В этот период умер Фрунзе и получил назначение нарком Ворошилов. Вначале за столами тосты поднимались за вождя Первой Конной Буденного, потом тосты стали подниматься за вождей Первой Конной Буденного и Ворошилова. Последние годы конармейцы уже смело поднимали бокал за создателя Первой Конной и за вождя Красной Армии Ворошилова. За здоровье Сталина — человека эпохи, вождя мирового пролетариата — тосты всегда поднимались с энтузиазмом. В период особенно острой и уже совершенно открытой борьбы с оппозицией Троцкого конармейцы, посоветовавшись с Семеном Михайловичем, дружно объединились и решили поддерживать Иосифа Виссарионовича.
Мои личные отношения с Семеном Михайловичем были следующие: в начале знакомства я его полюбила за ласку. Несмотря на то что он меня очень любил, он давал мне почувствовать, что я — человек маленький, что совершенно верно, не имею заслуг и пользуюсь материальными благами, предоставленными мне не по праву, что он пользуется машинами и домами отдыха ЦИКа, потому что заслужил, а при чем здесь я, что при нем моя роль ухаживать и заботиться о его здоровье и хорошем настроении, что, конечно, правильно, он говорил, что я должна зарабатывать себе славу сама…»

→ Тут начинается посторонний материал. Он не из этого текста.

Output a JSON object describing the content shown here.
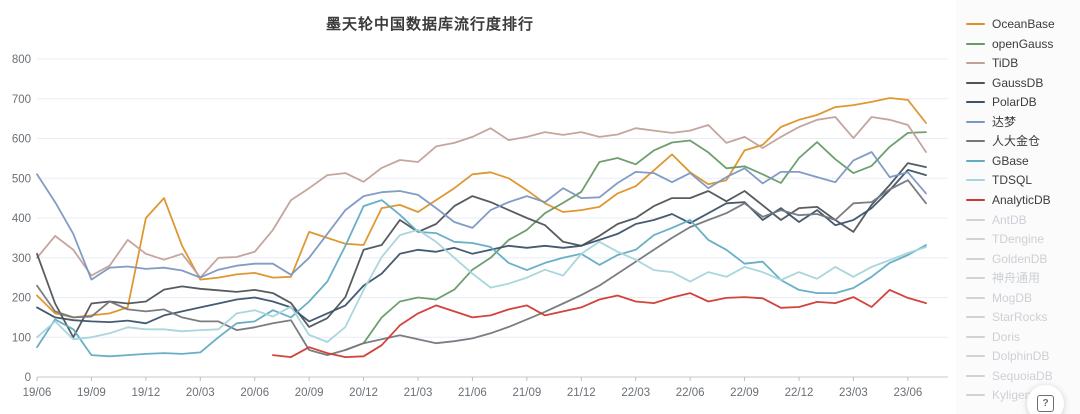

Папка с «Делом» Михайловой не рассказывает, что происходило с Ольгой Стефановной между этим собственноручным показанием и письмом к Ежову, наркому внутренних дел, в котором Ольга Стефановна с первых же строк начинает оговаривать мужа: «С Буденным я жила двенадцать лет и привыкла видеть в нем человека жесткого, ни перед чем не останавливающегося для осуществления своих целей. За двенадцать лет я пережила много побоев, самодурства, угроз и т. д. Семен Михайлович грозил мне убийством, выдачей ГПУ как шпионки. Следствие (проследим внимательно эту фразу. — Л.В.) от меня требовало, чтобы я рассказала все, что мне известно о преступлениях и преступных замыслах кого бы то ни было против советской власти (то есть безразлично кого, лишь бы рассказала, то есть донесла. — Л.В.). Я ничего не рассказывала, так как прежде всего я должна была рассказать о Буденном, мести которого продолжала бояться. За двенадцать лет совместной жизни с Буденным у меня накопилось много фактов, свидетельствующих о том, что он вел какую-то нехорошую работу против руководителей нашей страны, и в первую очередь против Сталина и Ворошилова, и об этих фактах я и хочу сообщить в этом заявлении».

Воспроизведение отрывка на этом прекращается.